In 2003, Seth Cohen of the television show “The OC” popularized the phrase “Chrismukkah,” a fictional holiday where he combined Christmas and Hanukkah into one super celebration, so that he could honor his Jewish father and Christian mother. The concept of this faux holiday is frowned upon by religious leaders and it is not actually practiced by many. But observing the two religious days is not an uncommon occurrence with the Jewish population at Chapman.
“I celebrate both,” said Julye Bidmead, professor of Religious Studies at Chapman and Jewish convert. “I think they’re both great holidays.”
Hanukkah is a Jewish holiday that literally translates from Yiddish to “rededication.” In 175 B.C., King Antiochus IV took over what is now modern day Israel and slowly enacted various laws against the Jewish people. A few years later, they revolted and took over a nearby temple. But there was only enough oil inside to light the sacred Menorah for one day. According to Jewish texts, specifically the Talmud, the oil lasted a miraculous eight days. So temple was rededicated, and the holiday of Hanukkah born.
Hanukkah is one of, if not the most well-known, Jewish holidays, according to Bidmead. It’s a very joyful holiday that has many wonderful traditions and is a great time to gather the family.

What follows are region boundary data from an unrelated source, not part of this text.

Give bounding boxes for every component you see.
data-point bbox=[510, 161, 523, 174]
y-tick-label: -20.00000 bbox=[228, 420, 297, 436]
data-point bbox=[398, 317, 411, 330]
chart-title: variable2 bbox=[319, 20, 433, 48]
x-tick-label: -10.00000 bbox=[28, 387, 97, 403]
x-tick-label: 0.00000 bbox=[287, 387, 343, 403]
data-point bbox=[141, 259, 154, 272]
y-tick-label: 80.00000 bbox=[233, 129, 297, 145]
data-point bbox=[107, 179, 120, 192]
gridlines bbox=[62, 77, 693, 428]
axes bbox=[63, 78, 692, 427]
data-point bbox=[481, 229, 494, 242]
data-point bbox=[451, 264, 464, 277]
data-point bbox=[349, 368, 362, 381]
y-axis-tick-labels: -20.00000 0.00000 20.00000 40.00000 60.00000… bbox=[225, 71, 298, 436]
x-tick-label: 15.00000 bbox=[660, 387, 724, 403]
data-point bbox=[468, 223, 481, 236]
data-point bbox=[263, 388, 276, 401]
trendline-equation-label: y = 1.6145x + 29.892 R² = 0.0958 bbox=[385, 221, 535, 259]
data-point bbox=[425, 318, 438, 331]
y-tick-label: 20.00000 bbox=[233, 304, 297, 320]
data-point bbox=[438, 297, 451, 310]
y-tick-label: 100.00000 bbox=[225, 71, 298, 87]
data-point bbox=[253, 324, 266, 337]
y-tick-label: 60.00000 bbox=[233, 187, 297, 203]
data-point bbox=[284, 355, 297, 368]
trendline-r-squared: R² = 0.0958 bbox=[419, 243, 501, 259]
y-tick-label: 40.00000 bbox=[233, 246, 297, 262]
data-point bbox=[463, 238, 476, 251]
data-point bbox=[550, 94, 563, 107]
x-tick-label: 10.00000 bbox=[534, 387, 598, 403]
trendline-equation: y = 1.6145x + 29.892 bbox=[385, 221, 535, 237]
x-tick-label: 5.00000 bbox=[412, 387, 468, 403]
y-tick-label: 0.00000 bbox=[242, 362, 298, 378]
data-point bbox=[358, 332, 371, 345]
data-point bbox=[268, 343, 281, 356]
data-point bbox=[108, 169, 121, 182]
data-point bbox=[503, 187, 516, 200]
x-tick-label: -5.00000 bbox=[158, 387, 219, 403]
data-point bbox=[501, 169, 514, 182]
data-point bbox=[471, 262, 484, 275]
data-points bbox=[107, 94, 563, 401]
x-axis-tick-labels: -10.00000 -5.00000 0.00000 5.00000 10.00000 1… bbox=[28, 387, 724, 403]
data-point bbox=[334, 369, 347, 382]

But she also feels that Hanukkah is popular because of the increased commercialization of the holiday during the past 30 years.
“[Hanukkah] is a minor holiday,” said Bidmead. “It has become more important and commercialized because it falls around the same time as Christmas.”
Christmas is the Christian holiday that celebrates the birth of Jesus Christ, whom Christians worship as the son of God. According to the Bible, Jesus’ mother, the Virgin Mary, gave birth to him in a stable because that was the only place available for her to lodge in.
Christmas is the most celebrated holiday of the season, but many religious leaders around the world, including the pope, have frowned upon the secularization of the day.
Although the two holidays are from different religions, celebrating both is a regular tradition for many.
Numerous students are raised by one parent who is Jewish and another who is Christian. According to the most recent National Jewish Population Survey, a little over 31 percent of Jews are intermarried, or married to someone from a different religion.
Junior Katie Jelinek comes from one such marriage. During the holiday season, her parents opt to celebrate both holidays instead of just one. They educate her on each day’s significance and follow the traditions of both.
“I celebrate both Christmas and Hanukkah because both of my parents still hold on to their religions,” said Jelinek. “And I join them in the celebrations. I like the sentiment behind each holiday.”
Then there are others like Taylor Gittin, freshman, whose entire family is Jewish. But that does not mean that he does not only celebrates Hanukkah. According to Gittin, his family celebrates Christmas so that they can all join in on the holiday fun.
“We enjoy the feeling of that Christmas time spirit,” said Gittin. “So we go ahead and buy a tree, celebrate with gifts and spend family time together regardless of what religion we are.”
Brad Mahler, junior, also celebrates both holidays. He celebrates Hanukkah with his immediate family. But for as long as he can remember, he and his family have celebrated Christmas with their next door neighbors.
“It is one of the few times that we are all together back home,” said Mahler. “I like knowing that I get to see and be with friends and family that I haven’t seen most of the year as well as a guaranteed big and delicious meal to have with all of them.”
The practice of celebrating both holidays is common with Jewish students at Chapman, but not all do. Junior Jon Cohen grew up in a household where both parents were Jewish. He only celebrated Hanukkah with his family, he said.
“If a friend was hosting a Christmas party I’d go,” said Jon Cohen. “But I wouldn’t celebrate it in a religious sense.”
There are also students who come from a Jewish background but celebrate neither holiday. Sophomore Monika Hathaway, is one such student. She does not believe in a god, nor does she celebrate any religious holiday. Instead, her family selects a day during the year to get together, celebrate, and exchange gifts, but not under the guise of a certain religion.
“We don’t celebrate a particular holiday, but rather focus on the meaning of the season, peace, love, and goodwill toward others,” said Hathaway. “One doesn’t need a holiday to give gifts or to practice love and goodwill toward others.”
Regardless of which holidays the Jewish population at Chapman decides to celebrate, everyone agrees that it is good for family to find the time to get together, love one another, and to talk and laugh.
“I don’t think you have to be religiously observant to celebrate a particular holiday,” said Jon Cohen. “A lot of times it’s not about religion, it’s about family.”